The five partitions of $4$ are
- 1+1+1+1,
- 2+1+1,
- 2+2,
- 3+1, and
- 4.
So, if you want to do it this way, you're still missing a case. It can be done this way though, with careful bookkeeping.
Partition 1+1+1+1: We must have a, b, c, and d in some order: $4!=24$ ways.
Partition 2+1+1: We have two copies of one letter from a, b, or c, and choose two other letters to write uniquely, and once these letters are chosen we can write it in $4!/2$ ways (we divide by $2$ since if we count all $4!$ permutations, we count each twice when we swap the two identical letters): $3 \times \binom{3}{2} \times 4!/2=108$ ways.
Partition 2+2: We choose two letters from a, b, or c, and we can write them in $\binom{4}{2}$ ways: total $\binom{3}{2} \times \binom{4}{2}=18$ ways.

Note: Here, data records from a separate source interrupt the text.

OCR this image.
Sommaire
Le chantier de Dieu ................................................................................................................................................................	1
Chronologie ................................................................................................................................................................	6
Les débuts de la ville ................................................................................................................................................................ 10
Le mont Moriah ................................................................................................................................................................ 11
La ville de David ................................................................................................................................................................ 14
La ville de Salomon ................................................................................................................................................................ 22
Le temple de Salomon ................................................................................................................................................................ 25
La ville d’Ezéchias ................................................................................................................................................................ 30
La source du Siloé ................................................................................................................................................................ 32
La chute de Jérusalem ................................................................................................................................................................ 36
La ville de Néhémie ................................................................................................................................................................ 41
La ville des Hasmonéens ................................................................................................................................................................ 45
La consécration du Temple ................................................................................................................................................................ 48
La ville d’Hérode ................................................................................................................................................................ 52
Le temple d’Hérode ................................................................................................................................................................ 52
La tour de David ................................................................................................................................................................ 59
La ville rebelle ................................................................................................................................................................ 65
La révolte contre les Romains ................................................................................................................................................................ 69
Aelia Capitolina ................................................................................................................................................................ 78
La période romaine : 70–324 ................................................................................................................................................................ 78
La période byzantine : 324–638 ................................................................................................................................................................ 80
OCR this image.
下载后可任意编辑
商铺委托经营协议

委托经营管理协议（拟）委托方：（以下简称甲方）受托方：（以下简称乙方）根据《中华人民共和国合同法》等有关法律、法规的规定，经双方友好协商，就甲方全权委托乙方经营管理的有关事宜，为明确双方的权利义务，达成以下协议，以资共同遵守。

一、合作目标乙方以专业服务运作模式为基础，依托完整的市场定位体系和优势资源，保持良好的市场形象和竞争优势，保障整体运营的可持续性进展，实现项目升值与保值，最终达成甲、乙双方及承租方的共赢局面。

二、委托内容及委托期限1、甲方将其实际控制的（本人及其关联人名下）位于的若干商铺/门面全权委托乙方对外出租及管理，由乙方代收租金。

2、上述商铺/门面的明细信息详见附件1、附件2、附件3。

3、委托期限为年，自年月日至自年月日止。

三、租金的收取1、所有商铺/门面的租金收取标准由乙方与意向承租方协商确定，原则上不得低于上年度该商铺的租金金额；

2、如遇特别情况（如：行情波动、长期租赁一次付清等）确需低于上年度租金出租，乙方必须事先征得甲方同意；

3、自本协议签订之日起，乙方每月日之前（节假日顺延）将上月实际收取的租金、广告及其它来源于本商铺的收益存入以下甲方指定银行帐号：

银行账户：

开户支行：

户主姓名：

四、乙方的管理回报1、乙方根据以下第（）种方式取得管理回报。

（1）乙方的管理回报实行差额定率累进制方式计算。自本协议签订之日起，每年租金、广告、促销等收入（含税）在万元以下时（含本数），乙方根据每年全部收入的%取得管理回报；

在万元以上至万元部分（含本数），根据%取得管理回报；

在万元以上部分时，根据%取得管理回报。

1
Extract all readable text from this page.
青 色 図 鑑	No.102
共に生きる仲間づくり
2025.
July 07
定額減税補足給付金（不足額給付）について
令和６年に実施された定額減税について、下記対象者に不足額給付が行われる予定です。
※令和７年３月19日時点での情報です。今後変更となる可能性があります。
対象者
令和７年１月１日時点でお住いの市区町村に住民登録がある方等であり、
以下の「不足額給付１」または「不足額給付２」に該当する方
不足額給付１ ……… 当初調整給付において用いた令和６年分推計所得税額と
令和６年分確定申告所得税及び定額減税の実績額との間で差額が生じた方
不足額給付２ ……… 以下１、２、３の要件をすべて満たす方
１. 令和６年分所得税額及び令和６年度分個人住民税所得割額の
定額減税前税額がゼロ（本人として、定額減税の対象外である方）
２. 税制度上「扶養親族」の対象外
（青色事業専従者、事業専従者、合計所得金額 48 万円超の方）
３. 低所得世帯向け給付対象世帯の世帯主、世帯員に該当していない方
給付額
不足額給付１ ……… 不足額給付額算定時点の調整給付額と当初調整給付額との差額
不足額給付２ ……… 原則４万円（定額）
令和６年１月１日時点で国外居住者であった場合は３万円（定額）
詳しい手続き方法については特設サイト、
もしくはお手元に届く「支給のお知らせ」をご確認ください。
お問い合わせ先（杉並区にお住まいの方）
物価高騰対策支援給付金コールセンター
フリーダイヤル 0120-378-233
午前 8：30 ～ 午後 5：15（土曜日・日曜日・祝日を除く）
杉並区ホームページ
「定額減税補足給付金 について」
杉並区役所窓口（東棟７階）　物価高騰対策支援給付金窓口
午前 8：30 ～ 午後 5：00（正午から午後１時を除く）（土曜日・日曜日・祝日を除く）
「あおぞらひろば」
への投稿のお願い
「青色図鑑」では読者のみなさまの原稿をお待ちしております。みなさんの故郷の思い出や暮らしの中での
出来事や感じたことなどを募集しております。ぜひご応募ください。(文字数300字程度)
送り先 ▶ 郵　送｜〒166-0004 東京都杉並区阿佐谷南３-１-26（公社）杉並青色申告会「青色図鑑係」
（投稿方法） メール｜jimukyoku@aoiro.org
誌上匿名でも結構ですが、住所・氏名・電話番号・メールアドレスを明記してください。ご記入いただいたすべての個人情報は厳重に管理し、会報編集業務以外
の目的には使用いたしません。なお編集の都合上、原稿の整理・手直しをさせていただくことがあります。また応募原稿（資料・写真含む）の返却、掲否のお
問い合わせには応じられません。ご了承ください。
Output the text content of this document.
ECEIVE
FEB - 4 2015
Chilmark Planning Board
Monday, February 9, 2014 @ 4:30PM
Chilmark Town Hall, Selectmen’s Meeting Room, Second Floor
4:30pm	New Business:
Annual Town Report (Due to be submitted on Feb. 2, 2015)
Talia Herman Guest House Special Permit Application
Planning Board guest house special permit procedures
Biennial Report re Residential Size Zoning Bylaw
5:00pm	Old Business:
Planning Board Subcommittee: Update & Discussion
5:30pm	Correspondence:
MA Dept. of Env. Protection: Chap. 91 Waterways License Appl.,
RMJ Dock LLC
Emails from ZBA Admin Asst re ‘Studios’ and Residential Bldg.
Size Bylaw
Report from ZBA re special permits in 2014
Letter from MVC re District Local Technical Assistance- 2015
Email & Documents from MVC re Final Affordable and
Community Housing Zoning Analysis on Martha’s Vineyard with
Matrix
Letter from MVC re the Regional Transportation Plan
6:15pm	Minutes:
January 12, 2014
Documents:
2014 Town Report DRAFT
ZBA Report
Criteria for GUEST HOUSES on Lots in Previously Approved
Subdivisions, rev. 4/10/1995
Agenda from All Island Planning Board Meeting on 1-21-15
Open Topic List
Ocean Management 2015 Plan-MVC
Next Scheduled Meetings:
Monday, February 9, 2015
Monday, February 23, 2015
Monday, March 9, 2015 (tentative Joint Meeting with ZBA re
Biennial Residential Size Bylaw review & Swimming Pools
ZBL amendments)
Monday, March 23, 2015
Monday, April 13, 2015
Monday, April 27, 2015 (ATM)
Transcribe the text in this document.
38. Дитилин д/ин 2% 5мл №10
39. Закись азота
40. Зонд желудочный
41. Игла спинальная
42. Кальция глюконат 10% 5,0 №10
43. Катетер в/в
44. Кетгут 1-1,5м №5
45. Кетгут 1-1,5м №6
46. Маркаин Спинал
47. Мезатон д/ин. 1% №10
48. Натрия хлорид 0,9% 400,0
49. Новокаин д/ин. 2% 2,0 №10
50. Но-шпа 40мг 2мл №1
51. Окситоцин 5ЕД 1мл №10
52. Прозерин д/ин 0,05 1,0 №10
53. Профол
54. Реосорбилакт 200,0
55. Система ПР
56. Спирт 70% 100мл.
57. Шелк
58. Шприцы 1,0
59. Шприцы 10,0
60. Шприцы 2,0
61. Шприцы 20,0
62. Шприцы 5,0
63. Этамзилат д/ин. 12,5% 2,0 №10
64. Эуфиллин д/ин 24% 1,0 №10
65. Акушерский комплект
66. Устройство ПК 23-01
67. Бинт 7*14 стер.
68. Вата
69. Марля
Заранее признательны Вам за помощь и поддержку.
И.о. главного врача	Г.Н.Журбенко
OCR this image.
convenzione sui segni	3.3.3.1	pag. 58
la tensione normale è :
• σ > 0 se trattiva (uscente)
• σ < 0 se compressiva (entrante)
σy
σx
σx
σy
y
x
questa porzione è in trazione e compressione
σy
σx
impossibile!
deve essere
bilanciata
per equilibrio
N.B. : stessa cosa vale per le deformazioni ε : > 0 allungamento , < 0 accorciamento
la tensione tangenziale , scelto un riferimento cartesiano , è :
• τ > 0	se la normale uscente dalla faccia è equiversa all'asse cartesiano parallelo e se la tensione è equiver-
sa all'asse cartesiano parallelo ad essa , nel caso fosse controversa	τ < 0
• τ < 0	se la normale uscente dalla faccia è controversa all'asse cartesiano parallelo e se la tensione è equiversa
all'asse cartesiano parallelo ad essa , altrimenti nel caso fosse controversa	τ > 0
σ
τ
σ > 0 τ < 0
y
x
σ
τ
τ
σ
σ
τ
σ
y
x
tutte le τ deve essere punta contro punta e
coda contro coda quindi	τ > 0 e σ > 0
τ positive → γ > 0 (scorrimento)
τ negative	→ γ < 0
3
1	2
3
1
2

Partition 3+1: We have three copies of one letter from a or b, and choose one other letter to write uniquely, and once the letters are chosen, we can write it in $4$ ways: $2 \times \binom{3}{1} \times 4=24$ ways.
Partition 4: We write aaaa: $1$ way.
Totaling:
$$
24+108+18+24+1=175
$$
ways.
We can check this by generating them with the GAP code:
Q:=Filtered(Tuples([1..4],4),T->ForAll([1..4],i->Number(T,t->t=i)<=i));
And Size(Q); returns 175.